World Series victories over Concordia and Keiser helped the Grenadiers set a new program-best with 50 victories, the first instance in program history. The Grenadier offense was especially historic as they set program records in nearly every offensive category, including hitting 64 home runs, notching 503 RBI, and stealing 155 bases, among other milestones. Their historic postseason run rewarded them by finishing the year ranked sixth in the final NAIA Top 25 poll, their highest ranking in program history.

With the season having drawn to a close, the Grenadiers will look to use 2021 as a foundation for the years to come. Such an endeavor will have to come without the services of eight seniors, most of whom played their final baseball game at the pinnacle of NAIA Baseball. Those seniors include the absent Hunter Kloke and Matt Monahan, alongside pitchers Trevor Reynolds, Jacob Frankel, Jared Jones, and Payton Bledsoe, infielder Jake Scott, and outfielder Marco Romero.

“You lose Scott and Monahan, two tremendous assets to this team, you lose Trevor Reynolds, Jacob Frankel, Jared Jones, and so on, all really good players, but nobody is irreplaceable,” Reel said. “We will fill the holes because all championship programs are built on competition and the loyalty of our players and coaches to our program.”

Reel will have the benefit of returning a majority of his main core, led by the likes of Woeste, who was elected to the World Series All-Tournament team, and Tanksley, an NAIA All-American Honorable Mention. As the Grenadiers look toward 2022, the Grenadiers also anticipate the arrival of a strong recruiting class that will once again consist of a mixture of transfers and incoming freshmen. However, nothing is finalized as of yet.

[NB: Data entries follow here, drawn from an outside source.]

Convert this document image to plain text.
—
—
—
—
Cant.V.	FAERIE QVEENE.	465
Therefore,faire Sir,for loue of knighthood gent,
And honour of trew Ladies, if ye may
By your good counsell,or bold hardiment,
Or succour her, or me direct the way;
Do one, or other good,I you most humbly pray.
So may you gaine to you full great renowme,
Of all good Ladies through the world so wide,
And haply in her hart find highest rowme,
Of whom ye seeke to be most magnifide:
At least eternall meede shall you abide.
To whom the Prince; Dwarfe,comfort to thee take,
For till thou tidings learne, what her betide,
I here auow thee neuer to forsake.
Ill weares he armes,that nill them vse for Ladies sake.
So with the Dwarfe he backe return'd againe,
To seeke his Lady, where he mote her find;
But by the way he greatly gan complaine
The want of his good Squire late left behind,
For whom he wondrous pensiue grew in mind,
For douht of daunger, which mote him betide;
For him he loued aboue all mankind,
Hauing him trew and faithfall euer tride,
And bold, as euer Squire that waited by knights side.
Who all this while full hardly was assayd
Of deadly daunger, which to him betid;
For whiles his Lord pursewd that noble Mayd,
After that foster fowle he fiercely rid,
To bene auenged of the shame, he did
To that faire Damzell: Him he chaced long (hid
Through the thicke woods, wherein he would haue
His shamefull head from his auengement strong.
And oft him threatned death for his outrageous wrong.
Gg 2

The IU Southeast Baseball team breaks team huddle one last time to officially conclude their historic 2021 season after losing to #11 Faulkner 14-10 in the Avista NAIA World Series. (Joe Glover)

The recruiting emphasis may well lean towards pitching as the Grenadiers finished 2021 with a 5.00 staff ERA. The graduation of four pitchers, including a potential MLB draft pick in Kloke, makes the ever-urgent need for quality arms even more crucial. If the likes of true freshmen Cade Reynolds and Gavin Knust are any indication, the Grenadiers’ pitching staff may be on their way to reaching their full potential.

Should they even come close to that reality, the Grenadiers may find themselves back in Lewiston sooner than most would expect. That goal is only a part of what Reel wants to see his program achieve soon.

“I think we’re all really motivated for next year, we return pretty much everybody and we’re gonna sign an incoming class that’s really good,” Reel said. “Our goal next year is to host regional. I want to host an Opening Round.”